The EAT went on to say that although MacKenna J spoke of control in terms of rights, which is of course correct in law, they saw no good reason to ignore the practical aspects of control that fall short of direct legal rights. They followed this by stating that in a sense no employer has control over an employee as a matter of effective legal right. Whatever the man's contract may say, if he chooses not to do as he is told and leaves the job the employer has no real power to insist that it be obeyed.

The EAT appear to have had an aberration at this point. The contract in law is all important, it is very clearly stated in a number of cases that if there is a properly formed contract which is not a sham and "…the express terms of the contract deal fully with the matter one may look no further." (Zuijus v. Wirth Brothers Pty (1995) 93 CLR 561). Despite this, the Employment Tribunal with which the EAT concurred, stated that they could not see "…[any] contractual obligation upon Mr Davidson as not amounting to a sufficient right of control residing in Motorola simply by reason of the obligation being owed by Mr Davidson only to Melville Craig, given that Melville Craig was itself under contractual obligations to Motorola in respect of individuals supplied to Motorola to ensure that they did not return to Motorola if Motorola wished them not to."

Mr Hurley, for Motorola, at this point insisted that the reality of control and its exercise was irrelevant, one must look only to the right or power to control. In that he was correct but, the ET thought otherwise. Mr Hurley also sought to rely on a case Serco Ltd v. Matthew Blair and Others EAT unreported 31st August 1998. In that case the issue was whether a contract of employment existed between two temporary workers and the client to which the agency had assigned them. The EAT held that a contract of employment could not possibly exist because, due to the involvement of three parties viz, the temporary workers, the agency and the client company, the requisite mutual trust and confidence between employer and employee was not present.

The EAT in the current case dismissed Serco purely for the reason that they were looking solely at the question of control and that this was in response to Mr Hurley's limited argument on that point. In Serco the EAT added that "…it is important to note how the dismissal was effected, not by the appellants but by the agency, albeit on the request of the appellants." Unfortunately in this case Motorola made the mistake of dismissing Davidson themselves and it appears to be on this point that the EAT concluded that amongst other things that gave them a sufficient degree of control to enable the worker to fairly be called a servant.

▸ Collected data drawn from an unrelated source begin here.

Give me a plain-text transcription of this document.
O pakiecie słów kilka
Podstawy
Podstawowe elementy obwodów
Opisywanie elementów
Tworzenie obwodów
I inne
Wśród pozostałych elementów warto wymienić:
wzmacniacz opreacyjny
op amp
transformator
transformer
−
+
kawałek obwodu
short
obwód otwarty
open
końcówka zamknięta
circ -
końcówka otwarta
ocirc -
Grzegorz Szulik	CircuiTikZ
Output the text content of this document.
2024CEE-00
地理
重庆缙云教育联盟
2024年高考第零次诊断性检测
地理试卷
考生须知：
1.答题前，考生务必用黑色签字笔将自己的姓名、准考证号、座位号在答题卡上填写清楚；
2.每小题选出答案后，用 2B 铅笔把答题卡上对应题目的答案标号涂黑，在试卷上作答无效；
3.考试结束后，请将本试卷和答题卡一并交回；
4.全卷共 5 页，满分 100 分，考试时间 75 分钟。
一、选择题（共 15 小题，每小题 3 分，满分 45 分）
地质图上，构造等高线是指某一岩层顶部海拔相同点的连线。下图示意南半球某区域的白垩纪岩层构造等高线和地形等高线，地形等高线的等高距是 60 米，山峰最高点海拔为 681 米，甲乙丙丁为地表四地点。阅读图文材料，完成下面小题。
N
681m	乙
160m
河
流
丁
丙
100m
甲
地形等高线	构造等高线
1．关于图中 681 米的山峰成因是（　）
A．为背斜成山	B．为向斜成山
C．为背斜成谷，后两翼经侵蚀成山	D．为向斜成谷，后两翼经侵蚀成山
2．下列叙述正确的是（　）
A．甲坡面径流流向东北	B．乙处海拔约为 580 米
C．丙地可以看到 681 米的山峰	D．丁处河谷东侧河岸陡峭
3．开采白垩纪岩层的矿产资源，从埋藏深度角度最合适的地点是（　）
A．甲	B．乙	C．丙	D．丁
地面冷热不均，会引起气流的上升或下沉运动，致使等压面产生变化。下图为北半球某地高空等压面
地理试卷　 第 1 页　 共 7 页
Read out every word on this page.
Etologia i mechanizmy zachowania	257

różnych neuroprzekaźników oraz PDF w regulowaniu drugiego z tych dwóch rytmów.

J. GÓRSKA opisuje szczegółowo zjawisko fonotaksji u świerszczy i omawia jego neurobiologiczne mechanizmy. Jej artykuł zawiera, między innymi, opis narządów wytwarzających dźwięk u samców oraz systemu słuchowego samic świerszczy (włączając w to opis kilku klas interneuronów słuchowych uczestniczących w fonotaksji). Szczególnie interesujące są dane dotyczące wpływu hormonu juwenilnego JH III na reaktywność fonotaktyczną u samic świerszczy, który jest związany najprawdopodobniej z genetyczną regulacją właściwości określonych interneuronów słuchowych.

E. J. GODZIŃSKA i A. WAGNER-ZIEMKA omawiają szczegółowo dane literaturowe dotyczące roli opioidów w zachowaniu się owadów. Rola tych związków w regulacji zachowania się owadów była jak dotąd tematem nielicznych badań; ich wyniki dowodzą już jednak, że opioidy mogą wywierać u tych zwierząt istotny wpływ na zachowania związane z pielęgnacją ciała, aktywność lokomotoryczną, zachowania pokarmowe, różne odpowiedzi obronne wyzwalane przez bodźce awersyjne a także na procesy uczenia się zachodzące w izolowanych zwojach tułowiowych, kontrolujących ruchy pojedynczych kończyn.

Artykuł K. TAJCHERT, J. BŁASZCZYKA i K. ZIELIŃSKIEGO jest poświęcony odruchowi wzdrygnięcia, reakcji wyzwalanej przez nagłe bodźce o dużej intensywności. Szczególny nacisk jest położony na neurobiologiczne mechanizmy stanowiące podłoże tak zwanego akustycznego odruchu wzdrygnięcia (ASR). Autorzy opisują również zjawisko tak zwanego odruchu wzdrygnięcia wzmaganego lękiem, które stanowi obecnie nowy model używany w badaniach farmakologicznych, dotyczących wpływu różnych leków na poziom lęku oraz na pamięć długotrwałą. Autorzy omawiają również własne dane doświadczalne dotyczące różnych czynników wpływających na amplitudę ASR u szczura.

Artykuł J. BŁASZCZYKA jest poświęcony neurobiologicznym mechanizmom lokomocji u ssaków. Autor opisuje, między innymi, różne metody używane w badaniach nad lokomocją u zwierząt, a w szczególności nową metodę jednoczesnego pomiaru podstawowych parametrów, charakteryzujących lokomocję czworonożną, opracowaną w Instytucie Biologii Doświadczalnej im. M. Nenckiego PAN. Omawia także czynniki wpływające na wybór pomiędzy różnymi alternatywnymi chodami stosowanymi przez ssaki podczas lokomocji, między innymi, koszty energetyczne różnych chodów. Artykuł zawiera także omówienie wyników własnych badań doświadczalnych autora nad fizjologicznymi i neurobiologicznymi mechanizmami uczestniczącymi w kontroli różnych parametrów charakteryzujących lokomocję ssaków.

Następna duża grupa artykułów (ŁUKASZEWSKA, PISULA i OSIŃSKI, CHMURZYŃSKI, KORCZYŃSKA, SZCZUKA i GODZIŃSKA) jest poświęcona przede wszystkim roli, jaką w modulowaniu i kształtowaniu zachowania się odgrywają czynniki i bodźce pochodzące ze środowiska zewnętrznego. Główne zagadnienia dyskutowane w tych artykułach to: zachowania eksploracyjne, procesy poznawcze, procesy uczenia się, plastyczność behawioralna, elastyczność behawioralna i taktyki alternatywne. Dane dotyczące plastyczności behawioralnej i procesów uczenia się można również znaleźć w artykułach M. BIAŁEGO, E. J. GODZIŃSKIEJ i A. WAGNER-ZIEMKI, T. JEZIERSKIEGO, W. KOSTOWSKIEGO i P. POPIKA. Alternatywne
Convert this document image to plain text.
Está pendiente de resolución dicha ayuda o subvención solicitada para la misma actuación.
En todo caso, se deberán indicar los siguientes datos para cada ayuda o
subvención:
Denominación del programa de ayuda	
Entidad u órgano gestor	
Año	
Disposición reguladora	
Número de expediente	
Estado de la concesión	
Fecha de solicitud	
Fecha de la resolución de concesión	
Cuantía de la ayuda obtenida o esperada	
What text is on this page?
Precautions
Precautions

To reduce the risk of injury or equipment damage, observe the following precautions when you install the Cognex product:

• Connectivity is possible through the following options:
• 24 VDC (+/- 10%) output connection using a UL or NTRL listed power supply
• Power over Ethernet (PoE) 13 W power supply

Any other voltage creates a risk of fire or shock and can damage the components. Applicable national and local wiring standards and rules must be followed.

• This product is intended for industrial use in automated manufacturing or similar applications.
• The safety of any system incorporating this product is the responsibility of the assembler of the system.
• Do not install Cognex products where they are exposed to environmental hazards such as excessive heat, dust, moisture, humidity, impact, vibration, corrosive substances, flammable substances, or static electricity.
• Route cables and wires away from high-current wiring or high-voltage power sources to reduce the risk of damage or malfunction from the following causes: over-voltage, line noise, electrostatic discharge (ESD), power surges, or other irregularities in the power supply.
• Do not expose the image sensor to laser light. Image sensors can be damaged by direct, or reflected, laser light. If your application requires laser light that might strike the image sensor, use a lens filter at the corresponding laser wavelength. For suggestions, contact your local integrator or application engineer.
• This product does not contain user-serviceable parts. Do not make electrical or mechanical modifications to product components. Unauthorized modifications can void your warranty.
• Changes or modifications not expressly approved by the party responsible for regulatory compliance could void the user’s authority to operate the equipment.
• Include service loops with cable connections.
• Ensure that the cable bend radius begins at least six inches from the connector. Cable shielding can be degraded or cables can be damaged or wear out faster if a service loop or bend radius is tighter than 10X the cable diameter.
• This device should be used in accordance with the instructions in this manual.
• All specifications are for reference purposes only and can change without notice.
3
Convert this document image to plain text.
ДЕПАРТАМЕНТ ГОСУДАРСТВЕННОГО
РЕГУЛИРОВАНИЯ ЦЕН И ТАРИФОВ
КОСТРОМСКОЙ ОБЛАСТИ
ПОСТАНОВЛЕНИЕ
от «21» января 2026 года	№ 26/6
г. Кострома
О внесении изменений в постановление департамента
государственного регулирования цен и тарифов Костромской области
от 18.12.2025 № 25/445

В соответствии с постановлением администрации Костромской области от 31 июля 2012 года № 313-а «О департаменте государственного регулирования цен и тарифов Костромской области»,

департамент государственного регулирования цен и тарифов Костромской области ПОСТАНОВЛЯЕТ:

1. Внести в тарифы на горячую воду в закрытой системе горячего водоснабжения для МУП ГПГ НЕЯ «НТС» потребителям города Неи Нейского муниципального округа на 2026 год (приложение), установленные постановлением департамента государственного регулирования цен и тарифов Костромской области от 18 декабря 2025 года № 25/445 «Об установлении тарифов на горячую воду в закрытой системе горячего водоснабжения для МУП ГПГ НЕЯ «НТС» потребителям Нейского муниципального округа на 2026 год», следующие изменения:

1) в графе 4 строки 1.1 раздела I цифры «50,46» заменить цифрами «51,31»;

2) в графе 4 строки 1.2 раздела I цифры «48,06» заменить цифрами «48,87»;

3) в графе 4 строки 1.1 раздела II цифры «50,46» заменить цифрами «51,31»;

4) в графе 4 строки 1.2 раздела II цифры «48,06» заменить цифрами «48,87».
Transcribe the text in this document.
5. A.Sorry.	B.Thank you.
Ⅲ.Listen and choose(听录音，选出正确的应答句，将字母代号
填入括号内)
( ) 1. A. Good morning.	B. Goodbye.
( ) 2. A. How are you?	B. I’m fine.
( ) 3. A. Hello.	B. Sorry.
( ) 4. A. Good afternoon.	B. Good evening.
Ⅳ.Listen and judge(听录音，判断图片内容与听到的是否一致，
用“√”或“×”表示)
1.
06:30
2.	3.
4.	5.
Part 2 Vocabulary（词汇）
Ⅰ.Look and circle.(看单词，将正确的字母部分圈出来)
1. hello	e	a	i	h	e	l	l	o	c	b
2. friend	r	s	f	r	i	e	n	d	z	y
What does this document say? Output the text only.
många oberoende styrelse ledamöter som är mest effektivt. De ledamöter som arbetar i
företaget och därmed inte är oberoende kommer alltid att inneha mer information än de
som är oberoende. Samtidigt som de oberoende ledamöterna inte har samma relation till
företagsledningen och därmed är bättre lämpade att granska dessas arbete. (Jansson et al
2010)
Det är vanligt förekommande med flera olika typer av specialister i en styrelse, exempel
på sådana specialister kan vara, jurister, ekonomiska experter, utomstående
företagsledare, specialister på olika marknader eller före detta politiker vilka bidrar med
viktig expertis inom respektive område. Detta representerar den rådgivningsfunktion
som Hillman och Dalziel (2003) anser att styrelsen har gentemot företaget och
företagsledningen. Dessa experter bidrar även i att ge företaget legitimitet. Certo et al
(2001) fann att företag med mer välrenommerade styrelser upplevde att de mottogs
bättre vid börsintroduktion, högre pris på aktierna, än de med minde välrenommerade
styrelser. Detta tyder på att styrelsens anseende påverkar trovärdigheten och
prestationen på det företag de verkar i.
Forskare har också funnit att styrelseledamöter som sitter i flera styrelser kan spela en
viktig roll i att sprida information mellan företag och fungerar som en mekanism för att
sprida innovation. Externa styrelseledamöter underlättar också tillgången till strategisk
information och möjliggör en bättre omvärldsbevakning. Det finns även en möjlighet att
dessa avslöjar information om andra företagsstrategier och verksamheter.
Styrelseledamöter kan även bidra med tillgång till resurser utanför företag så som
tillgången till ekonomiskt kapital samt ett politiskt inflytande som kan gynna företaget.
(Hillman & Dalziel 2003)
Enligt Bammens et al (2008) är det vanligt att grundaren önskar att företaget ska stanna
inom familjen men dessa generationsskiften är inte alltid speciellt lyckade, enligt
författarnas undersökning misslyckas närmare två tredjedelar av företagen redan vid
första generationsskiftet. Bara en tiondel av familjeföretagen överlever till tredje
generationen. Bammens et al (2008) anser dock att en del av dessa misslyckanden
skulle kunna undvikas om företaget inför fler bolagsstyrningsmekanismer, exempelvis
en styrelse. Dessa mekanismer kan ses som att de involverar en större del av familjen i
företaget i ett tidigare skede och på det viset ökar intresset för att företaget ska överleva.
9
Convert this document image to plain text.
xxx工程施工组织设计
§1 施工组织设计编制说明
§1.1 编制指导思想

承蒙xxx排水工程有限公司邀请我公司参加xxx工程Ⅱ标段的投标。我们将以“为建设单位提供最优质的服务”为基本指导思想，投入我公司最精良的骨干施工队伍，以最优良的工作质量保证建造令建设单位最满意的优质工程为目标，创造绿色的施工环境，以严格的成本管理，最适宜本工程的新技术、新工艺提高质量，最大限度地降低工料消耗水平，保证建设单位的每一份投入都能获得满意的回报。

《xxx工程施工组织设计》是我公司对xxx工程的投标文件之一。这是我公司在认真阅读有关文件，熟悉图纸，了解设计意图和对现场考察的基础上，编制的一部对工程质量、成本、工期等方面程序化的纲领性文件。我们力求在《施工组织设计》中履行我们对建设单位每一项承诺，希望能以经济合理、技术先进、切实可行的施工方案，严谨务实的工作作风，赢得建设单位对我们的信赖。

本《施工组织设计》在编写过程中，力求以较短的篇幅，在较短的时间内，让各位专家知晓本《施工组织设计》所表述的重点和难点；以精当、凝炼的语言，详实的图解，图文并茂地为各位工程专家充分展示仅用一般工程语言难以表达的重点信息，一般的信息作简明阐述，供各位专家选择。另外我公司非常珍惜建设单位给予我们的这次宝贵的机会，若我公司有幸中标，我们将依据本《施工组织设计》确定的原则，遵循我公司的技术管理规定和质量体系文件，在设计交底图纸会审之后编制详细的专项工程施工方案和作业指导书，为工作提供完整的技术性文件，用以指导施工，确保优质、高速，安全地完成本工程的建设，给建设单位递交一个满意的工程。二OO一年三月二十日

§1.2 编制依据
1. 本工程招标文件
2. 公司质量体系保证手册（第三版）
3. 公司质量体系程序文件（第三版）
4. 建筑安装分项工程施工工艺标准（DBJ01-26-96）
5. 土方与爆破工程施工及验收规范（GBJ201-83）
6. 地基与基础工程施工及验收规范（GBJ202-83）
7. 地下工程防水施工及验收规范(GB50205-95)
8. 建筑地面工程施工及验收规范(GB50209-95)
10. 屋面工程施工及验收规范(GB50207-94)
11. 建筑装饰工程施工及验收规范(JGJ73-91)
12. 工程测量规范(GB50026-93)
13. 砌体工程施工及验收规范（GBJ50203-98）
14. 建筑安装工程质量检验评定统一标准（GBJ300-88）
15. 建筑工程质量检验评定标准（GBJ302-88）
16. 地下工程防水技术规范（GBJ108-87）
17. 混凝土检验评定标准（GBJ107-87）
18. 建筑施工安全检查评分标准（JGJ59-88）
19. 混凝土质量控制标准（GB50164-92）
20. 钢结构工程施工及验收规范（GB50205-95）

The EAT did point out that they had concentrated solely on the issue of "control" at the behest of Mr Hurley for Motorola. Continuing to say "…as to whether we would have concluded, more widely, we say nothing; Motorola chose to argue only as to the "control" component and we, too, have limited observations to that subject." Accordingly they dismissed the appeal and it stands that Motorola is the 'employer' and the party who Davidson should look to in the matter of unfair dismissal.

This case is astounding both in the ineptitude of Mr Hurley's argument in restricting the issue to 'control' and in the EAT's apparent complete disregard for the doctrine of precedent, the importance of the written contract and the issues surrounding the area of law concerning contracts for services. I await an appeal.